Frank J. Webb

Writer

  • Born: 1828
  • Birthplace: Philadelphia, Pennsylvania
  • Died: 1884

Biography

Little information about Frank J. Webb’s life is available. Harriet Beecher Stowe, the author and abolitionist, describes Webb in the preface to his only published novel, The Garies and Their Friends (1857), as “a coloured young man, born and reared in the city of Philadelphia.” Webb’s book is the second novel published by an African American. It was published in London four years after William Wells Brown’s Clotel: Or, The President’s Daughter (1853) and two years prior to the 1859 publication of Harriet Wilson’s Our Nig and Martin Delany’s Blake.

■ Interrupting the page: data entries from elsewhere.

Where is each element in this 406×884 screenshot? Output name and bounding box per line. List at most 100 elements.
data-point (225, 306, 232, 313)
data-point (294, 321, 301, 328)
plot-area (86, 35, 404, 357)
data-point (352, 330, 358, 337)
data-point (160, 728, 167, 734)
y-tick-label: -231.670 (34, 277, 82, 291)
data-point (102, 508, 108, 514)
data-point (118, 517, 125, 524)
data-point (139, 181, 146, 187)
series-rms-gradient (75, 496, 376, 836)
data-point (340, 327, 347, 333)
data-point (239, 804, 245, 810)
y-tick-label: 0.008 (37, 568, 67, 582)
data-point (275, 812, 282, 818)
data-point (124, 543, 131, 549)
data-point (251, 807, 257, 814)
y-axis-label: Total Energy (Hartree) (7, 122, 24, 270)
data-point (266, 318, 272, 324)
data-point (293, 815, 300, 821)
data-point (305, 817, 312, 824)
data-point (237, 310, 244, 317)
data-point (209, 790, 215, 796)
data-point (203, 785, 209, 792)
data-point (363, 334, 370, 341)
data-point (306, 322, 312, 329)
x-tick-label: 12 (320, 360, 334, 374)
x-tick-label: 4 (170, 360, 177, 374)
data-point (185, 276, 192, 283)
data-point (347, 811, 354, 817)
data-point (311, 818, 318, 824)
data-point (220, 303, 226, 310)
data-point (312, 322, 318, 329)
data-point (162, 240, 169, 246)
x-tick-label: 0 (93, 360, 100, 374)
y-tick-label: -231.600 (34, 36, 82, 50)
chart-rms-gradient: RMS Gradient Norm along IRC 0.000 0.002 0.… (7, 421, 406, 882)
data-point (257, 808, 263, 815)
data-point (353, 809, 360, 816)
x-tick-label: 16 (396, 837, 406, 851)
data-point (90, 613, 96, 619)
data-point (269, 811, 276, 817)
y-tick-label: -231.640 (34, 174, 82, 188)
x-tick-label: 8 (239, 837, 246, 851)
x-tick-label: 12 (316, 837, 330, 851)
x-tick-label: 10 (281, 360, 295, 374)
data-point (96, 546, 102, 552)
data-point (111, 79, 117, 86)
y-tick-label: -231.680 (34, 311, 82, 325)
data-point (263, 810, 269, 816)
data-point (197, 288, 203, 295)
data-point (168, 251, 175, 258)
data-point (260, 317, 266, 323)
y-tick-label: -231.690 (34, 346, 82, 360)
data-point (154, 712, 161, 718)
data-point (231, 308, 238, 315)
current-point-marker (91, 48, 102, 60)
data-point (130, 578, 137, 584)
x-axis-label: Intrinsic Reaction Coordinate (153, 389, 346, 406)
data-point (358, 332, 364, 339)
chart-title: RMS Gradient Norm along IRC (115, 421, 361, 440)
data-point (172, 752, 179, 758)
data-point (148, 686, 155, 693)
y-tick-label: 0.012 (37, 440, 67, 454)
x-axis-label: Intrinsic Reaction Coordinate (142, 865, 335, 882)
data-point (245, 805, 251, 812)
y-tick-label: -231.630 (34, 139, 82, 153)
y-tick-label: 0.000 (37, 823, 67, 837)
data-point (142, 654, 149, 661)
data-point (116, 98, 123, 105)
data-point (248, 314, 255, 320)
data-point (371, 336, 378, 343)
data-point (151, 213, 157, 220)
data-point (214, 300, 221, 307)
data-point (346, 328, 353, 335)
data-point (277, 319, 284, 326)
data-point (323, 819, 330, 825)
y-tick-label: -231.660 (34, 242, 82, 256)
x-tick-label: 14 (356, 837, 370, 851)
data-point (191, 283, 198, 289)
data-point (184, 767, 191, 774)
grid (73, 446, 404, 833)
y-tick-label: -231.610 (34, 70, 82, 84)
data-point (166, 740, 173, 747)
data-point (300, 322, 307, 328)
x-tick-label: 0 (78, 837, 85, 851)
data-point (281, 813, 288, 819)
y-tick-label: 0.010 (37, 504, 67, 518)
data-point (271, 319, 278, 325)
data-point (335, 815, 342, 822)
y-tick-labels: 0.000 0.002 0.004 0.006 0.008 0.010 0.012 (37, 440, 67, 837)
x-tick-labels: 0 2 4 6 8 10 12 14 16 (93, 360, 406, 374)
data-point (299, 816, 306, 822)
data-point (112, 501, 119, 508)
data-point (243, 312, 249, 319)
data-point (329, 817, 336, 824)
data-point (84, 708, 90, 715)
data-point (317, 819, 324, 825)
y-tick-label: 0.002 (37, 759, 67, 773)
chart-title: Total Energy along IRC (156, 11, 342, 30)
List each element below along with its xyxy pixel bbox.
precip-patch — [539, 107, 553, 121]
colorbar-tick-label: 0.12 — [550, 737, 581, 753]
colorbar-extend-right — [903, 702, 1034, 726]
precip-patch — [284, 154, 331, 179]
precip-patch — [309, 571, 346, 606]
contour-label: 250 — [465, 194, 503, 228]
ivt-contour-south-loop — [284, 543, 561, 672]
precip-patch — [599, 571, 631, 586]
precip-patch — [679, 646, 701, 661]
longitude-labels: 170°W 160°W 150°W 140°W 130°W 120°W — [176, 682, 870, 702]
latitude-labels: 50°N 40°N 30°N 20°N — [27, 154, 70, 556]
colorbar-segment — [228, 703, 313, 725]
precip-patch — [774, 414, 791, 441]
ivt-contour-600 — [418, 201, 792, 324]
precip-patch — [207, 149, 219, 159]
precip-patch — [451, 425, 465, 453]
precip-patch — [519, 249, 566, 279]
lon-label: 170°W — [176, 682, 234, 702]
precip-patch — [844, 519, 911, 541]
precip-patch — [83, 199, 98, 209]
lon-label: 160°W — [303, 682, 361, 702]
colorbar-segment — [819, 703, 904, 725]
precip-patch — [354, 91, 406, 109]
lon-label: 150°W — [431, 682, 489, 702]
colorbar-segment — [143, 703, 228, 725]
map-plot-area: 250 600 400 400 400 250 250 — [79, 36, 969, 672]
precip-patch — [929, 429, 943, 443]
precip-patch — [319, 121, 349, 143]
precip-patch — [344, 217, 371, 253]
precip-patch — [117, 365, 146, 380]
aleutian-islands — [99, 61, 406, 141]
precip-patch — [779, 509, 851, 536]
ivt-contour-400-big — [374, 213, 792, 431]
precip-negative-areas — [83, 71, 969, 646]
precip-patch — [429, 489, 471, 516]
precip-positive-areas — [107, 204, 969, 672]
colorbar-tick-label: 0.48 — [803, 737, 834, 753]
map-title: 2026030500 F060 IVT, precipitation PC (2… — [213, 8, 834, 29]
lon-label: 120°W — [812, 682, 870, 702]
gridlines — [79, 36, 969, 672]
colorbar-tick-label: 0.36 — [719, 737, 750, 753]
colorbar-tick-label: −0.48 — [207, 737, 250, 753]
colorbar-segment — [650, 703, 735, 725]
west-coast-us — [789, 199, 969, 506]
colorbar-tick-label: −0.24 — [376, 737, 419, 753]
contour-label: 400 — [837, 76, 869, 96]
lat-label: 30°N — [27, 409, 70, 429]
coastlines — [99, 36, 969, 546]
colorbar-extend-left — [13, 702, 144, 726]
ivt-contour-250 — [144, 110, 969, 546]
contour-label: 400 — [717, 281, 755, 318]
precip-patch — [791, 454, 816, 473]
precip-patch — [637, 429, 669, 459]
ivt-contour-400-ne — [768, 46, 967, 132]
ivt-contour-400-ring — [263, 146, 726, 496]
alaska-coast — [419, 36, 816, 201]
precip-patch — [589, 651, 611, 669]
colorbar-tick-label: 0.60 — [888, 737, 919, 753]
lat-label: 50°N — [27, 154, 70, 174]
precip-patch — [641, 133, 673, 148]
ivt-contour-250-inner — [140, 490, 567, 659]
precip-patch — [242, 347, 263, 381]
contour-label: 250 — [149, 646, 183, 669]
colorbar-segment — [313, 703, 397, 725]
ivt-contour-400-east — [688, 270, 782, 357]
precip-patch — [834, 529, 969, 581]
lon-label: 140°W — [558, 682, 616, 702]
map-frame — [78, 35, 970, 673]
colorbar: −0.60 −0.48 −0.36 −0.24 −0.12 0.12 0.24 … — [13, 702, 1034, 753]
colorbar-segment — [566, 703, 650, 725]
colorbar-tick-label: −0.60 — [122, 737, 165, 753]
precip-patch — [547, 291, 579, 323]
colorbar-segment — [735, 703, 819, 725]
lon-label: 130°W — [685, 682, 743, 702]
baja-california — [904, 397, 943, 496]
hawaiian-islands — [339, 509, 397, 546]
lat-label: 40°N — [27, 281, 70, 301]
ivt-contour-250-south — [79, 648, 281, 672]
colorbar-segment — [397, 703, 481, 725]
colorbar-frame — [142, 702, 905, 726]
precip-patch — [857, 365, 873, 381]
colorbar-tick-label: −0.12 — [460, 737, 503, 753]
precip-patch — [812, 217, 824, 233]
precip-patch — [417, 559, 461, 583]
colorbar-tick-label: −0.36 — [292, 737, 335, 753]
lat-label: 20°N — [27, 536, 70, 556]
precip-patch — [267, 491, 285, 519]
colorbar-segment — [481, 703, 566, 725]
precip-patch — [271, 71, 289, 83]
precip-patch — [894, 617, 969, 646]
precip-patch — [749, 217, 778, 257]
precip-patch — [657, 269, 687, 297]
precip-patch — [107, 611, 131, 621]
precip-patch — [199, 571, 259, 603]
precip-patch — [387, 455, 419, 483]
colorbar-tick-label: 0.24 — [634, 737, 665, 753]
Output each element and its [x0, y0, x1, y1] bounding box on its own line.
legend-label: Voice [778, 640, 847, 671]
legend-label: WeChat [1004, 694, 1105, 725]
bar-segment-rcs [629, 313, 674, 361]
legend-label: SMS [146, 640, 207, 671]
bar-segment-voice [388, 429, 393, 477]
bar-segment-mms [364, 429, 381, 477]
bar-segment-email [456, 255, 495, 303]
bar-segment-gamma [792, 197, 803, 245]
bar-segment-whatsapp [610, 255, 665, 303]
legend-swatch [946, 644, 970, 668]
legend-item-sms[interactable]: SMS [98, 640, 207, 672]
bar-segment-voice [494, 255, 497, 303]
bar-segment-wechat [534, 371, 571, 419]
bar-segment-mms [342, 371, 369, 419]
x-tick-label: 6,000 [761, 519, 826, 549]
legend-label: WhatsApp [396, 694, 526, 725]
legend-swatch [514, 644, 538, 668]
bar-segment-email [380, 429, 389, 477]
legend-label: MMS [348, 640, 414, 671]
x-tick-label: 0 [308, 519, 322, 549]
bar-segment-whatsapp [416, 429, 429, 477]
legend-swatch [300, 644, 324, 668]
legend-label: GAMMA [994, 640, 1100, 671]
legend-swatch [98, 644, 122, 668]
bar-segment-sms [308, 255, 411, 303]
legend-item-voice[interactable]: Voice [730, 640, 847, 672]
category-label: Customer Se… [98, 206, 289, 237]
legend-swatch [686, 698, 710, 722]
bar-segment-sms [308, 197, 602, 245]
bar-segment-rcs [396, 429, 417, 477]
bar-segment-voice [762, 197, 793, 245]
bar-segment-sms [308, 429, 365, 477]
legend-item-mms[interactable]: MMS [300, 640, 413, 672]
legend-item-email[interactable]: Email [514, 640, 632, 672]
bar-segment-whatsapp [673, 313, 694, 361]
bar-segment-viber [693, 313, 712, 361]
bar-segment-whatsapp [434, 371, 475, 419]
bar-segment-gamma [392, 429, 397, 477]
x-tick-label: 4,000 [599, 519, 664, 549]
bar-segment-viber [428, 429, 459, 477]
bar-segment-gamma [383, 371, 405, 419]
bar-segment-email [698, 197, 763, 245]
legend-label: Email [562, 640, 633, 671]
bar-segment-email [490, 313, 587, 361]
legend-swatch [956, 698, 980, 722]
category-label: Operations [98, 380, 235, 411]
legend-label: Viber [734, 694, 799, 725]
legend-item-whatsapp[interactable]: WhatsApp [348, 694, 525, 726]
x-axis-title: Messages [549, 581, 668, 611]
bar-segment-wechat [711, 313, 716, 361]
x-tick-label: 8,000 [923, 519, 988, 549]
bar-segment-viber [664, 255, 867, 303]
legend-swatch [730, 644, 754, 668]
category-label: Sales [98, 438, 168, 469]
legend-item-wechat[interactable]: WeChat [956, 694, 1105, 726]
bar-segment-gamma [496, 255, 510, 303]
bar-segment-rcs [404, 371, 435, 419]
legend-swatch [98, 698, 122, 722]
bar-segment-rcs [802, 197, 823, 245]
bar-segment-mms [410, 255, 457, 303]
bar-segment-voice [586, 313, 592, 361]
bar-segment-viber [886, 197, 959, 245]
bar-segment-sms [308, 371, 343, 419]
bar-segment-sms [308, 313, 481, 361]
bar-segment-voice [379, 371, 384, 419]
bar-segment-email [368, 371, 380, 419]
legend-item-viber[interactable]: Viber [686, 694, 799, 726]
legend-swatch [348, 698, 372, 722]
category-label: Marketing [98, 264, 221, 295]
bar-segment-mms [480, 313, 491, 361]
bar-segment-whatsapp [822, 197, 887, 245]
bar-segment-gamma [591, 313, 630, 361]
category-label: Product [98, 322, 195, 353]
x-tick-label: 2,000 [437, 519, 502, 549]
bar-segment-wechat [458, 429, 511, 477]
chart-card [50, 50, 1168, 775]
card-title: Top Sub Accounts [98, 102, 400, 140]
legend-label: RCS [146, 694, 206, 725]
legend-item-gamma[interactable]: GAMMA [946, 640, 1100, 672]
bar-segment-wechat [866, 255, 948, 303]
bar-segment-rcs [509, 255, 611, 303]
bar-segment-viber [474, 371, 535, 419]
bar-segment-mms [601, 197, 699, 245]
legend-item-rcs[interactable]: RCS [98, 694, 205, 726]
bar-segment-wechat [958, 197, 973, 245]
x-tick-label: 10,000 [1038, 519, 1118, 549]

The Garies and Their Friends takes place in Philadelphia prior to the Civil War and is the first African American novel to portray free blacks who reside in the North, as well as middle-class African American life, black pride, interracial marriage, and blacks passing as whites. One year after the novel’s publication, Charlotte L. Forten, an essayist and educator, mentions Webb in her journal that remained unpublished until 1953. In her entry dated Monday, March 1, 1858, Forten comments that Webb had been appointed a postmaster in Jamaica, and she assumes that Webb’s wife, Annie, will go to Jamaica with him. The Liberator, in an item dated March 5, 1858, announces Webb’s appointment in Kingston, Jamaica, and the Webbs’ return to Philadelphia after an extended visit to southern France due to Annie Webb’s poor health; The Liberator adds she had to stop her readings for which she was noted.

Webb was also associated with two periodicals. Decades earlier, he worked as an agent for Freedom’s Journal, the first African American newspaper in the United States, published from 1827 to 1829. During the 1870’s, The New Era: A Colored American National Journal published Webb’s two short stories, “Two Wolves and a Lamb” and “Marvin Hayle;” three essays, “International Exhibition,” “The Mixed School Question,” and “An Old Foe with a New Face;” as well as poem, “None Spoke a Single Word to Me.” The Garies and Their Friends remains Webb’s most important work and is a landmark publication in American literary history. Although it remained out of print until 1969 and was not published in paperback format until 1997, Webb is acknowledged as a progenitor of the African American novel.